Sa mère l’appelle du bout du couloir.

La porte est grande ouverte. La voix nous annonce que nous avons pris place à bord du TER de la Région, et qu’il faut dire merci à la Région de bien avoir voulu nous payer un aussi joli train. La lumière est froide, drue, verticale, hospitalière dans le sens de l’hôpital : clinique en somme. On pourrait facilement disséquer nos cadavres de vraies vies ici-même. Des écrans plats nous annoncent où nous allons et quand nous y serons, et une voix féminine et absurde répète soir et matin, à chaque arrêt et à chaque départ, et beaucoup trop fort à vrai dire, où nous sommes et où nous allons comme si, par hasard, nous nous étions trompés au bout de quatre-vingt kilomètres et que l’on veuille s’enfuir.

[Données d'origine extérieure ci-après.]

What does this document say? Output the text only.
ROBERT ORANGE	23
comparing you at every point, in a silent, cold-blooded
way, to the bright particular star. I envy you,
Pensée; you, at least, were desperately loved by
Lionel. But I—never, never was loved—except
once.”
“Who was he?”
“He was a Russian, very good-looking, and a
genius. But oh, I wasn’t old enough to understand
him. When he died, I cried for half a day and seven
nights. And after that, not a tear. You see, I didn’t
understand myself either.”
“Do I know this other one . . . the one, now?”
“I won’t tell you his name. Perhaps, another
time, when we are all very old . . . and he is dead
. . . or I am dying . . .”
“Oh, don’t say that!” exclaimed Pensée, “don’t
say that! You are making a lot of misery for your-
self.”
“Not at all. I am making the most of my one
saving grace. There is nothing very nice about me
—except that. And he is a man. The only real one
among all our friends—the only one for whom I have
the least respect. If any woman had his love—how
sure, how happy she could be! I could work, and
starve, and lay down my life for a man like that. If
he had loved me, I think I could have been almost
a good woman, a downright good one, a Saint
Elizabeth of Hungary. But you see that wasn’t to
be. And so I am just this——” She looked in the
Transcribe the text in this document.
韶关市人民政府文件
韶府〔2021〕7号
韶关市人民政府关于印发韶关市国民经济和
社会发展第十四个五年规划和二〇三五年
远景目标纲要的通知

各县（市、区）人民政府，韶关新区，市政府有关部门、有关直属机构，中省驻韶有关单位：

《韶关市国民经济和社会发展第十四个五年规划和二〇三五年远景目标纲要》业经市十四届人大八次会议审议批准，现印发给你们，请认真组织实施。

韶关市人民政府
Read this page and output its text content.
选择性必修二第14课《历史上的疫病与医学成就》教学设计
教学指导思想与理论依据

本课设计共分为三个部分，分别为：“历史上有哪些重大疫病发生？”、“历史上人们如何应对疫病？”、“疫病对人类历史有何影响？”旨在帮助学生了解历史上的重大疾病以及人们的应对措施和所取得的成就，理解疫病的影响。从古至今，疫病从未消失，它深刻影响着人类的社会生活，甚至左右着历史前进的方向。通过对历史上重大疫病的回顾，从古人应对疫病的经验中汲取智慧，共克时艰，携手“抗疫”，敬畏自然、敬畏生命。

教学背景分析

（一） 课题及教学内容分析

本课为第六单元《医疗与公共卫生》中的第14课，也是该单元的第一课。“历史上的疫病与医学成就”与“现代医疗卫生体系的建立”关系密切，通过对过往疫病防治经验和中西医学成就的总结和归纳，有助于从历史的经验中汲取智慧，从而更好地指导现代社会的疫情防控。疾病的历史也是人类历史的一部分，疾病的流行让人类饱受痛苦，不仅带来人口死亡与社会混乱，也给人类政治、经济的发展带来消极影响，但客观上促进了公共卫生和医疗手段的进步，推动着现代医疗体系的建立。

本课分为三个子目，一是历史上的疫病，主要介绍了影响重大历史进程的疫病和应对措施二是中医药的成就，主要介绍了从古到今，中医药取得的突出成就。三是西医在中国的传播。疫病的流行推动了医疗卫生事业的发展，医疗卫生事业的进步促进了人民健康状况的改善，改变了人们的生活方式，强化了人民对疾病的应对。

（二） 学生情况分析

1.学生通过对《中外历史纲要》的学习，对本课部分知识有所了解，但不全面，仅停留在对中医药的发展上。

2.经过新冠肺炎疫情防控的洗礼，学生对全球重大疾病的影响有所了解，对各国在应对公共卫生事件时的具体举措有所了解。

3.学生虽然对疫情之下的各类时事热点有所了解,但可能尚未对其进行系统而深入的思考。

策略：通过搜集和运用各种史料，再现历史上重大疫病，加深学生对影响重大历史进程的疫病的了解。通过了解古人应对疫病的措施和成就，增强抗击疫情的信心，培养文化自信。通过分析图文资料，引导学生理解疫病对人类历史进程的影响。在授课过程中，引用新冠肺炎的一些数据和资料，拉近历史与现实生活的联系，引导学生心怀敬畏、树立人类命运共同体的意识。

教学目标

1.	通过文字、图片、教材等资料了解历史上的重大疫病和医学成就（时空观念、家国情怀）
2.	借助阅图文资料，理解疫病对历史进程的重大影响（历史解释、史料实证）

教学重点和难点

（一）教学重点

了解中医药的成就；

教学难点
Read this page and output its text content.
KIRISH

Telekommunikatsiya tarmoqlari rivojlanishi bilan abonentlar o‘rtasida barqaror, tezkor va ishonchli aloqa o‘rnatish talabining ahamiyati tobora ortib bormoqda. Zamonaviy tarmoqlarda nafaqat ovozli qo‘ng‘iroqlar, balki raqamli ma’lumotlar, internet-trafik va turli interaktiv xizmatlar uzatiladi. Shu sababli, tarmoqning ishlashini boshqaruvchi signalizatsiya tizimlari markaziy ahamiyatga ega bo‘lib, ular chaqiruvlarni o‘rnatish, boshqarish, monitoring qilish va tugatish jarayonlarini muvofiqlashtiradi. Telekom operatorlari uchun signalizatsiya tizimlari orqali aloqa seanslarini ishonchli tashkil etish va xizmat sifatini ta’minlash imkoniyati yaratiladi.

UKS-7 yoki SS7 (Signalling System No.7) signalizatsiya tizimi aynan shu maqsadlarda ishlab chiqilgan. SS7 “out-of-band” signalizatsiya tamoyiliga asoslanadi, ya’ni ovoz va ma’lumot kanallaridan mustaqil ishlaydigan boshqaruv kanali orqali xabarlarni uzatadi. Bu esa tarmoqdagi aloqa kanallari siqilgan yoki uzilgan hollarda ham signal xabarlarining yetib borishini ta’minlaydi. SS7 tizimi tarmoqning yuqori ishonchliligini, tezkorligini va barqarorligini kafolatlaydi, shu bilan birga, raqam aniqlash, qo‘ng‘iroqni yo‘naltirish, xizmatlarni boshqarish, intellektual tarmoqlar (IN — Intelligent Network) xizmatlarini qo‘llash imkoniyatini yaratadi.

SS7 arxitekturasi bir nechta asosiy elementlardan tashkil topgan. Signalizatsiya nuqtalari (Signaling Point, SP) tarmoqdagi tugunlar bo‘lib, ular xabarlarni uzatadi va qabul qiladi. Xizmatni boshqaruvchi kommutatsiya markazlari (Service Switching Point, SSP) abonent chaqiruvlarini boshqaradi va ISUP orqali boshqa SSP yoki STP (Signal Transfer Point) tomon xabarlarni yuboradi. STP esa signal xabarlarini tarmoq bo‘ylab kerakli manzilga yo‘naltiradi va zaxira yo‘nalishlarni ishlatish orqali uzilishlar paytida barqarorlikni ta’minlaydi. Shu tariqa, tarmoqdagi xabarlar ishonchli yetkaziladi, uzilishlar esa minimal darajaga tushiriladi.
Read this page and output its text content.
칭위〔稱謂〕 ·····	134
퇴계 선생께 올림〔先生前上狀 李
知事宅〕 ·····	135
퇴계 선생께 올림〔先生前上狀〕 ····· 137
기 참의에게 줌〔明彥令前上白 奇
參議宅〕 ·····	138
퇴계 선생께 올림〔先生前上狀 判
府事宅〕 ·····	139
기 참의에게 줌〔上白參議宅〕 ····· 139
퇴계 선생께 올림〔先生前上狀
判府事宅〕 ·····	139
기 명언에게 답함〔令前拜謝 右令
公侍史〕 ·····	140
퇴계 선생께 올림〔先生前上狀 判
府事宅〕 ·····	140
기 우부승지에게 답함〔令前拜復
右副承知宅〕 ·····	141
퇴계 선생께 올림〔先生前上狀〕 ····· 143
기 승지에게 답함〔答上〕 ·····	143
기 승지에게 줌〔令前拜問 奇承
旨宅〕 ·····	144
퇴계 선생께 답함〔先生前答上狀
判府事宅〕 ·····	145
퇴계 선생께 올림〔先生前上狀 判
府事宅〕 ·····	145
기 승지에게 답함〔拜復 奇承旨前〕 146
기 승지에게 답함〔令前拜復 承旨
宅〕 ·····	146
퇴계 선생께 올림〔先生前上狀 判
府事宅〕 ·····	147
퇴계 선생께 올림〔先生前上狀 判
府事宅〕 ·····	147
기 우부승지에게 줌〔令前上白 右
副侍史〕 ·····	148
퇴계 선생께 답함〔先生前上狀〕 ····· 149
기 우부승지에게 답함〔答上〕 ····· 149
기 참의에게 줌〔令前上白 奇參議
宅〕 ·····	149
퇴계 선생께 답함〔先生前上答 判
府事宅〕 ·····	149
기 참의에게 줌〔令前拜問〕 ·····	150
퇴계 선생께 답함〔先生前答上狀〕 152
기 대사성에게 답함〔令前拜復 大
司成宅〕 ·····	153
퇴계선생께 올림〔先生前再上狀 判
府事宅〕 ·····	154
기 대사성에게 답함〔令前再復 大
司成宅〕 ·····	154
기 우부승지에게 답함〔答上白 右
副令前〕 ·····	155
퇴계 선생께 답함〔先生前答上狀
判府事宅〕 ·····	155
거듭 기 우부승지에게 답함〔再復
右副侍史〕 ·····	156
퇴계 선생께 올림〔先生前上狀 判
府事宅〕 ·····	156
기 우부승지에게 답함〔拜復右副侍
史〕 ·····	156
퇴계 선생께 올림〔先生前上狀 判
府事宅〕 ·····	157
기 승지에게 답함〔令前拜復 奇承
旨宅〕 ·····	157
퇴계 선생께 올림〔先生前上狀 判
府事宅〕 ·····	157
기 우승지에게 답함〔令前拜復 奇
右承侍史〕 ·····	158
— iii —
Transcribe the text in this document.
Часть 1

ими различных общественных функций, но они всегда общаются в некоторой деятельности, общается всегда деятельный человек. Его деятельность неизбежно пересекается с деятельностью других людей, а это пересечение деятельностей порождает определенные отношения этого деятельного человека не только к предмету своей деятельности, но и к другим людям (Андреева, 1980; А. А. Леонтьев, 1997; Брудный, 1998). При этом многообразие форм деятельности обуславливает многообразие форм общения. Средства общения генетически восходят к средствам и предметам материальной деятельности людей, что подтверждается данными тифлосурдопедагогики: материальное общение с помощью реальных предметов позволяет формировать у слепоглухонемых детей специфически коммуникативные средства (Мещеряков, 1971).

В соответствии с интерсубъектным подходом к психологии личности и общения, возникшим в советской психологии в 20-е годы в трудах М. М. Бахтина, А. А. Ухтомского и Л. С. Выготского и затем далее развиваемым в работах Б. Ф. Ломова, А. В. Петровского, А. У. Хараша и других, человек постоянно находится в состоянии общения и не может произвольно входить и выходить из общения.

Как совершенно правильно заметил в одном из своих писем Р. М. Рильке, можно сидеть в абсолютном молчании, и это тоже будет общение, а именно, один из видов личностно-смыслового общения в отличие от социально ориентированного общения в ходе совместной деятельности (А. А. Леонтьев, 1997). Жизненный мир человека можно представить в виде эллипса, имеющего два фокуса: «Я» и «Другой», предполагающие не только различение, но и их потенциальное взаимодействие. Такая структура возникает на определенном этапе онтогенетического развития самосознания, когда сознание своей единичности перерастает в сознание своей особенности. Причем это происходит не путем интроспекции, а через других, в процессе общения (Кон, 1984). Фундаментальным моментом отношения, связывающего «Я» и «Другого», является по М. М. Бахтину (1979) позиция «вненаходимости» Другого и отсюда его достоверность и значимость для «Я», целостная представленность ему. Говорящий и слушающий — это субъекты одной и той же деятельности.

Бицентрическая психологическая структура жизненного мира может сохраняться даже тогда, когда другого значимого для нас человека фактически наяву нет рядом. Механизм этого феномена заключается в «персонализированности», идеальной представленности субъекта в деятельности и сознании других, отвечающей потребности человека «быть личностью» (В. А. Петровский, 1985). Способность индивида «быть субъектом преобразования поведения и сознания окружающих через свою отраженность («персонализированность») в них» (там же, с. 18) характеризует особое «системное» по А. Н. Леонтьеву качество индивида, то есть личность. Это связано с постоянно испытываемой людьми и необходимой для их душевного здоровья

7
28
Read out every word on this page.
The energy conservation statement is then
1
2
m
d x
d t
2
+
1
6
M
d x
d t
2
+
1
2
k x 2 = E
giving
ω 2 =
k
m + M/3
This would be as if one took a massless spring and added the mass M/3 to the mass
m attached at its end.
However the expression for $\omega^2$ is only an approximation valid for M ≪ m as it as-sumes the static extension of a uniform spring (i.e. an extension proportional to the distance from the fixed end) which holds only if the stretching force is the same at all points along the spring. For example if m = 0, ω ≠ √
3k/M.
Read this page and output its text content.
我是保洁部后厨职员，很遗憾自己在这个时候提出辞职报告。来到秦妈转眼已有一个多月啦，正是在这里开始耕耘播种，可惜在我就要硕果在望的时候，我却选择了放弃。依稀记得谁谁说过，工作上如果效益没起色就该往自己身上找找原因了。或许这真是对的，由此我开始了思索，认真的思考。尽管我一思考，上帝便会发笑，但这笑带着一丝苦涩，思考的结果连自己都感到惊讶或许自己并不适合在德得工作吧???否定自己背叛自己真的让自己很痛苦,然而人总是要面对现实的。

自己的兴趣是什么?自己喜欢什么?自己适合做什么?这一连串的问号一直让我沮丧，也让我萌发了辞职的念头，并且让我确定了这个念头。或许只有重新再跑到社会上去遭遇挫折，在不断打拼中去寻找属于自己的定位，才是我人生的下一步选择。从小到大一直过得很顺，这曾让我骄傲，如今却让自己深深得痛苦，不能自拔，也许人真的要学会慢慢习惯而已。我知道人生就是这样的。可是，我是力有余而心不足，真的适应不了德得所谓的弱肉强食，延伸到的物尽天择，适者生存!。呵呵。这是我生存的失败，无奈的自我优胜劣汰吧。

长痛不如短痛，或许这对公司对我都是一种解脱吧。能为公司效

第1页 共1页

Les ingénieurs d’Alstom sont sans doute de gros cons. Ou alors simplement des automobilistes. Moi qui voyage en plaine, quel ravissement de voir que je peux emmener mes skis dans ce train, mais plus du tout mon vélo ! La contrôleuse m’avoue que la Région - ce nouvel Etat bureaucratique au plus près des imbéciles - la Région ne veut plus trop que l’on prenne nos vélos à bord. Elle préfère - la Région - que l’on achète sous subvention des vélos pliables et très lourds. Des ingénieurs ont pensé à cela aussi. Les sièges sont trop droits, la lumière trop froide et fait mal aux yeux. Les couleurs ne sont pas un ravissement, le bruit est élevé, mais il y a des écrans plats qui nous éloignent des retards fréquents. Dans une autre région me dit la contrôleuse, on a retiré les contrôleurs : on a mis des caméras ! Comme ça, s’il y a des agressions, on peut identifier les coupables. C’est rassurant l’automatisme.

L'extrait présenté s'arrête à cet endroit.